JAPAN: Kodomo no hi (meaning "Children’s Day) /May 5
Kodomo no hi (meaning "Children’s Day) is a Japanese national holiday which takes place annually on May 5, the fifth day of the fifth month, during the Golden Week (meaning long vacation) period. It is a day set aside to respect children's personalities and to celebrate their happiness.
In my family, boys are celebrated in this festival because Hinamatsuri is for girls.Generally speaking this festival is for boys and girls.
On this day, families raise the carp-haped Koinobori flags, one for each boy (or child), and display the doll of Kintarou usually riding on a large carp, and the traditional Japanese military helmet, Kabuto.
Kintarou and the Kabuto are both symbols of a strong and healthy boy. Kintarou is the childhood name of Sakata no Kintoki who was a hero in the Heian period, a subordinate samurai of Minamoto no Raikou, having been famous for his strength when he was a child in Japan. It is said that Kintarou mounted on a bear, instead of a horse, and played with animals in the mountain when he was a young boy. Mochi rice cakes wrapped in kashiwa oak leaves, that is, kashiwa-mochi and chimaki, are traditionally served on this day.
Tango no Sekku..
It was originally called Tango no Sekku (端午の節句), which may originally be the Chinese Dragon Boat Festival.
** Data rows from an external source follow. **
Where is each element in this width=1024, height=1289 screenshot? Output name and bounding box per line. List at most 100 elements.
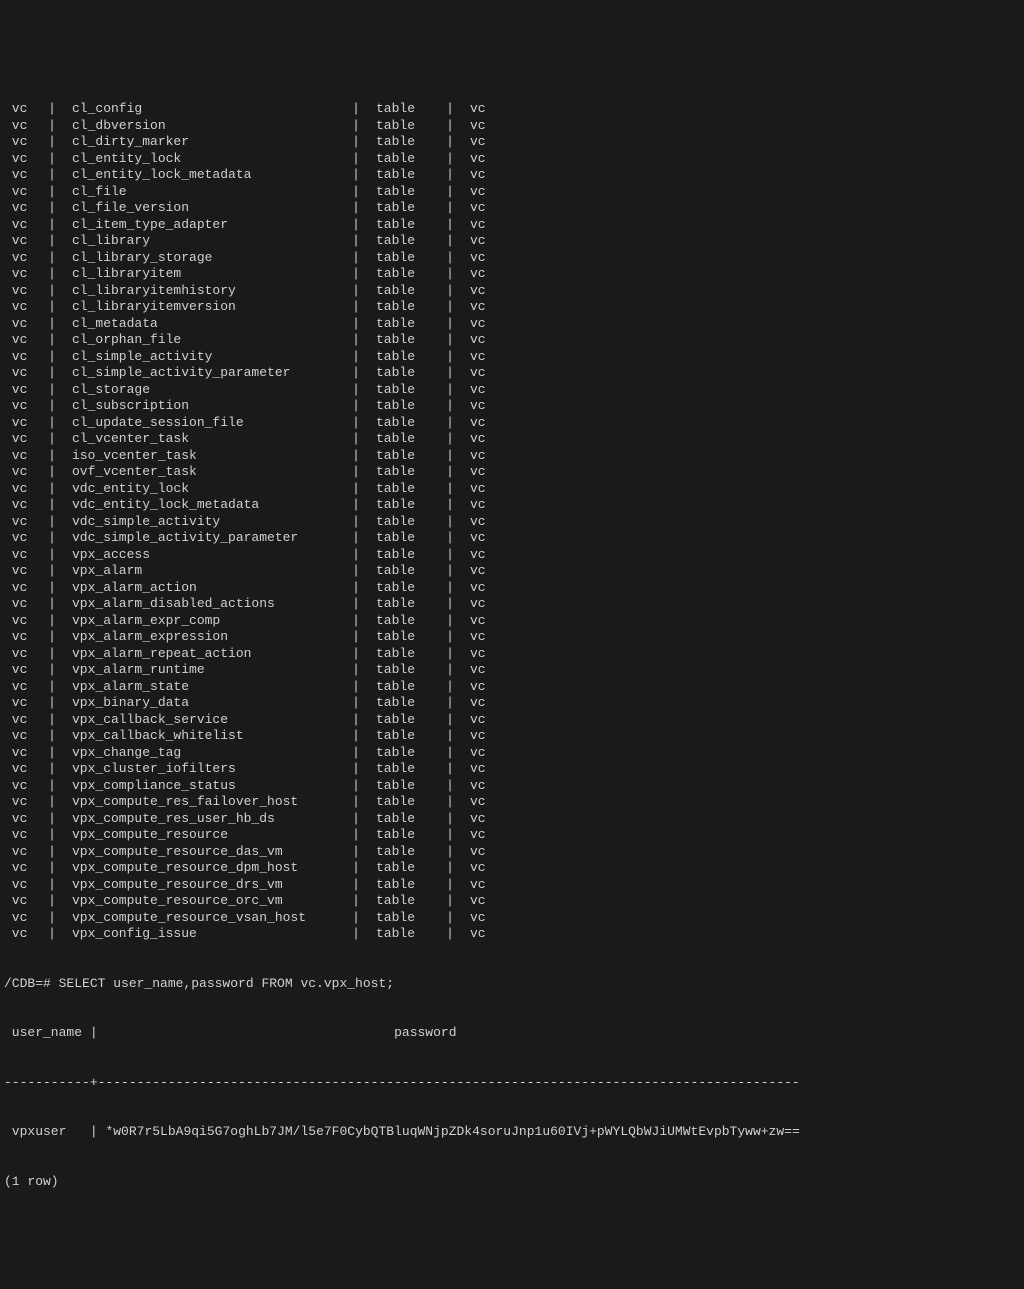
result-header: user_name | password xyxy=(4,1025,1020,1042)
table-row: vc|cl_file_version|table|vc xyxy=(4,200,1020,217)
schema-cell: vc xyxy=(4,382,32,399)
owner-cell: vc xyxy=(470,580,486,597)
type-cell: table xyxy=(376,926,430,943)
type-cell: table xyxy=(376,893,430,910)
name-cell: vdc_entity_lock xyxy=(72,481,336,498)
schema-cell: vc xyxy=(4,563,32,580)
schema-cell: vc xyxy=(4,530,32,547)
separator: | xyxy=(336,679,376,696)
separator: | xyxy=(336,580,376,597)
owner-cell: vc xyxy=(470,926,486,943)
separator: | xyxy=(32,596,72,613)
owner-cell: vc xyxy=(470,283,486,300)
name-cell: vpx_alarm_runtime xyxy=(72,662,336,679)
separator: | xyxy=(32,167,72,184)
separator: | xyxy=(32,448,72,465)
table-row: vc|cl_simple_activity_parameter|table|vc xyxy=(4,365,1020,382)
separator: | xyxy=(430,893,470,910)
name-cell: vpx_access xyxy=(72,547,336,564)
owner-cell: vc xyxy=(470,712,486,729)
separator: | xyxy=(430,844,470,861)
separator: | xyxy=(32,860,72,877)
separator: | xyxy=(32,926,72,943)
separator: | xyxy=(336,844,376,861)
owner-cell: vc xyxy=(470,761,486,778)
terminal-output[interactable]: vc|cl_config|table|vc vc|cl_dbversion|ta… xyxy=(4,68,1020,1207)
separator: | xyxy=(32,811,72,828)
separator: | xyxy=(430,860,470,877)
schema-cell: vc xyxy=(4,662,32,679)
separator: | xyxy=(430,679,470,696)
separator: | xyxy=(430,629,470,646)
schema-cell: vc xyxy=(4,283,32,300)
separator: | xyxy=(32,514,72,531)
separator: | xyxy=(430,200,470,217)
name-cell: vpx_alarm xyxy=(72,563,336,580)
schema-cell: vc xyxy=(4,266,32,283)
separator: | xyxy=(32,382,72,399)
name-cell: cl_dirty_marker xyxy=(72,134,336,151)
separator: | xyxy=(430,563,470,580)
separator: | xyxy=(32,646,72,663)
name-cell: vpx_alarm_action xyxy=(72,580,336,597)
table-row: vc|vpx_compute_resource_das_vm|table|vc xyxy=(4,844,1020,861)
name-cell: cl_dbversion xyxy=(72,118,336,135)
owner-cell: vc xyxy=(470,613,486,630)
separator: | xyxy=(430,134,470,151)
table-row: vc|vdc_simple_activity|table|vc xyxy=(4,514,1020,531)
name-cell: cl_simple_activity_parameter xyxy=(72,365,336,382)
schema-cell: vc xyxy=(4,695,32,712)
table-row: vc|cl_vcenter_task|table|vc xyxy=(4,431,1020,448)
owner-cell: vc xyxy=(470,811,486,828)
table-row: vc|vpx_compliance_status|table|vc xyxy=(4,778,1020,795)
separator: | xyxy=(336,860,376,877)
name-cell: cl_library xyxy=(72,233,336,250)
separator: | xyxy=(430,464,470,481)
separator: | xyxy=(430,547,470,564)
name-cell: vpx_alarm_repeat_action xyxy=(72,646,336,663)
separator: | xyxy=(336,596,376,613)
schema-cell: vc xyxy=(4,514,32,531)
table-row: vc|vpx_compute_resource_vsan_host|table|… xyxy=(4,910,1020,927)
schema-cell: vc xyxy=(4,398,32,415)
schema-cell: vc xyxy=(4,827,32,844)
owner-cell: vc xyxy=(470,844,486,861)
separator: | xyxy=(336,134,376,151)
name-cell: cl_subscription xyxy=(72,398,336,415)
type-cell: table xyxy=(376,811,430,828)
type-cell: table xyxy=(376,316,430,333)
type-cell: table xyxy=(376,118,430,135)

Sekku means a season's festival (there are nowadays five Sekku per year). This one was considered to mark the beginning of the summer or of the rainy season. Tango has a double meaning: Tan means "edge""first" and go means "noon". In Japanese go also means five , which could refer to the date of the festival being the fifth day of the fifth month. From the beginning of history, the fifth month of the Chinese calendar was said to be a month for purification, and many rites that were said to drive away evil spirits were performed in this month.
Although it is not known precisely when this day started to be celebrated, it was probably during the reign of the Empress Suiko (593-628 A.D.). In Japan, Tango no Sekku was assigned to the 5th day of the 5th month after the Nara period. Until recently, Tango no Sekku was known as Boys' Day (also known as Feast of Banners) while Girls' Day (Hinamatsuri) was celebrated on March 3. In 1948, the government decreed this day to be a national holiday to celebrate the happiness of all children and to express gratitude towards mothers. It was then renamed Kodomo no hi. There is some disgruntlement that, despite its renaming, it is still Boys' Day and it is inappropriate that Boys' Day is a national holiday, while Girls' Day on March 3 is not a national holiday.
My family doesn’t set kabuto and the carp-haped Koinobori flags because of tronblesome… my mother said.